Donald J. Trump sued ABC because a journalist truthfully described Trump on air as a convicted rapist. The legal definition of rape absolutely does cover what Trump was found guilty of doing to E. Jean Carroll.
Instead of taking the case to court, where legal experts say they would have won easily, ABC agreed to pay a fine of $15 million.
Obviously the corporate logic of Disney (which owns ABC News) is that it’s better to keep favor with Trump by agreeing to pay a relatively minor fine. That’s about 37,500 Lego Death Star playsets, 150 Trump watches, or less than half of Disney CEO Iger’s annual salary.
While none of the corporate behemoths are that different, it’s hard for me to enjoy Star Wars or even Pixar movies when I think of the power that Disney wields. But it’s the same with Comcast and NBC; Paramount and CBS. (This is why I watch so little TV and prefer instead to support local theater.)

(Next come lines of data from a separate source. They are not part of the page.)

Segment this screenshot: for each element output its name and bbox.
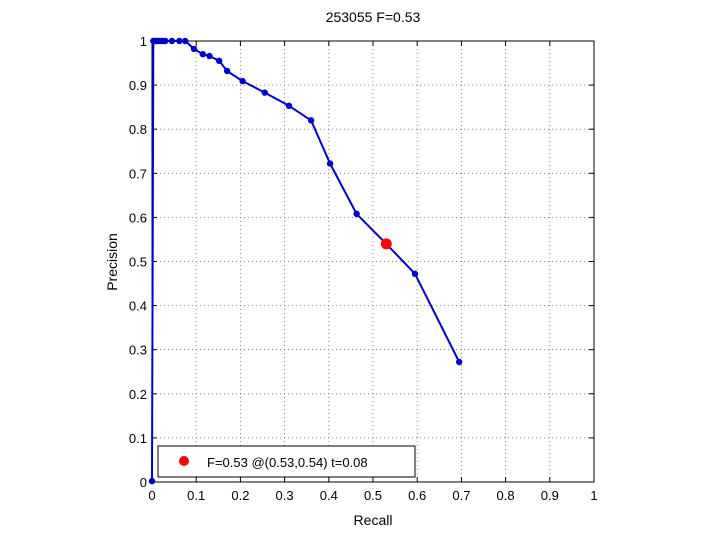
pr-curve-point bbox=[162, 37, 169, 45]
x-axis-label: Recall bbox=[354, 512, 393, 528]
x-tick-label: 0.8 bbox=[497, 488, 515, 503]
pr-curve-point bbox=[199, 51, 207, 58]
y-tick-label: 0.9 bbox=[129, 78, 147, 93]
pr-curve-point bbox=[307, 117, 315, 124]
pr-curve-point bbox=[326, 160, 334, 167]
best-f-marker-group bbox=[380, 238, 392, 250]
pr-curve-point bbox=[455, 358, 463, 366]
best-f-marker bbox=[380, 238, 392, 250]
x-tick-label: 0.3 bbox=[276, 488, 294, 503]
legend-marker bbox=[179, 456, 189, 466]
x-tick-label: 0.2 bbox=[231, 488, 249, 503]
x-tick-label: 0.9 bbox=[541, 488, 559, 503]
legend-box bbox=[157, 445, 416, 478]
y-axis-label: Precision bbox=[104, 233, 120, 291]
chart-title: 253055 F=0.53 bbox=[326, 9, 421, 25]
y-tick-label: 0.6 bbox=[129, 210, 147, 225]
x-tick-label: 0.5 bbox=[364, 488, 382, 503]
x-tick-label: 0.1 bbox=[187, 488, 205, 503]
pr-curve bbox=[148, 37, 463, 485]
pr-curve-point bbox=[168, 37, 176, 45]
y-tick-label: 1 bbox=[140, 34, 147, 49]
y-tick-label: 0.2 bbox=[129, 387, 147, 402]
pr-curve-point bbox=[353, 210, 360, 218]
axis-ticks: 0 0.1 0.2 0.3 0.4 0.5 0.6 0.7 0.8 0.9 1 0 0.1 0.2 0.3 0… bbox=[129, 34, 598, 503]
y-tick-label: 0.7 bbox=[129, 166, 147, 181]
x-tick-label: 0 bbox=[148, 488, 155, 503]
pr-curve-point bbox=[285, 102, 293, 110]
pr-curve-point bbox=[190, 45, 198, 53]
y-tick-label: 0.8 bbox=[129, 122, 147, 137]
pr-curve-point bbox=[261, 89, 268, 96]
y-tick-label: 0 bbox=[140, 475, 147, 490]
pr-curve-point bbox=[223, 67, 231, 75]
y-tick-label: 0.3 bbox=[129, 343, 147, 358]
grid-lines bbox=[152, 41, 594, 482]
pr-curve-point bbox=[239, 77, 246, 85]
x-tick-label: 0.4 bbox=[320, 488, 338, 503]
pr-curve-point bbox=[411, 270, 419, 278]
legend: F=0.53 @(0.53,0.54) t=0.08 bbox=[157, 445, 416, 478]
legend-text: F=0.53 @(0.53,0.54) t=0.08 bbox=[207, 455, 368, 470]
x-tick-label: 0.7 bbox=[452, 488, 470, 503]
y-tick-label: 0.1 bbox=[129, 431, 147, 446]
pr-curve-point bbox=[148, 477, 156, 485]
pr-curve-point bbox=[176, 37, 183, 45]
y-tick-label: 0.4 bbox=[129, 299, 147, 314]
pr-curve-point bbox=[215, 57, 223, 65]
y-tick-label: 0.5 bbox=[129, 255, 147, 270]
x-tick-label: 0.6 bbox=[408, 488, 426, 503]
pr-curve-point bbox=[181, 37, 189, 45]
x-tick-label: 1 bbox=[590, 488, 597, 503]
pr-curve-point bbox=[206, 52, 213, 60]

ABC’s capitulation reflects a chilling pattern among corporate-owned media outlets: Meta’s Mark Zuckerberg, OpenAI’s Sam Altman, Washington Post’s Jeff Bezosand Time magazine’s Mark Benioff have all similarly and prematurely capitulated to Trump. L.A. Times’ Patrick Soon-Shiong groveled even lower, killing an editorial criticizing Trump’s clown-car cabinet picks. Soon-Shiong has now officially limited the L.A. Times’ criticism of Trump.
Each of these CEOs acted to subordinate the 1st Amendment- and thereby democracy itself- to the bottom line of their other corporate concerns. For Bezos, it’s Amazon and Blue Origin, a federal NASA contractor. For Soon-Shiong, it’s for-profit healthcare corporation NantWorks, involved with federal vaccine distribution. For Benioff, it’s Salesforce’s lucrative contracts with the U.S. Customs and Border Patrol, while Altman’s Open AI is positioned to become a major contractor with the Pentagon.
These corporate tycoons, prematurely capitulating on free speech to protect their unrelated corporate interests, have demonstrated the perils of for-profit legacy media. Doing so, they have all but guaranteed that Trump will attempt to imprison his media critics. They need a reminder of their own, taped to their sub-zero refrigerators, from the BBC’s History Magazine:
Many members of (Germany’s corporate elites) thought Hitler was going to be the useful idiot who was going to play their games… they wanted to ride the Nazi movement like a horse.. They would use the momentum and the political potential of the Nazi party (to advance their corporate interests) but still keep it at bay… Within three or four months, they discovered that they were the horse and that Hitler was the horseman. —Raw Story (On a web browser, I was able to avoid the intrusive text-obliterating popup by clicking “ESC” right after the page loaded.)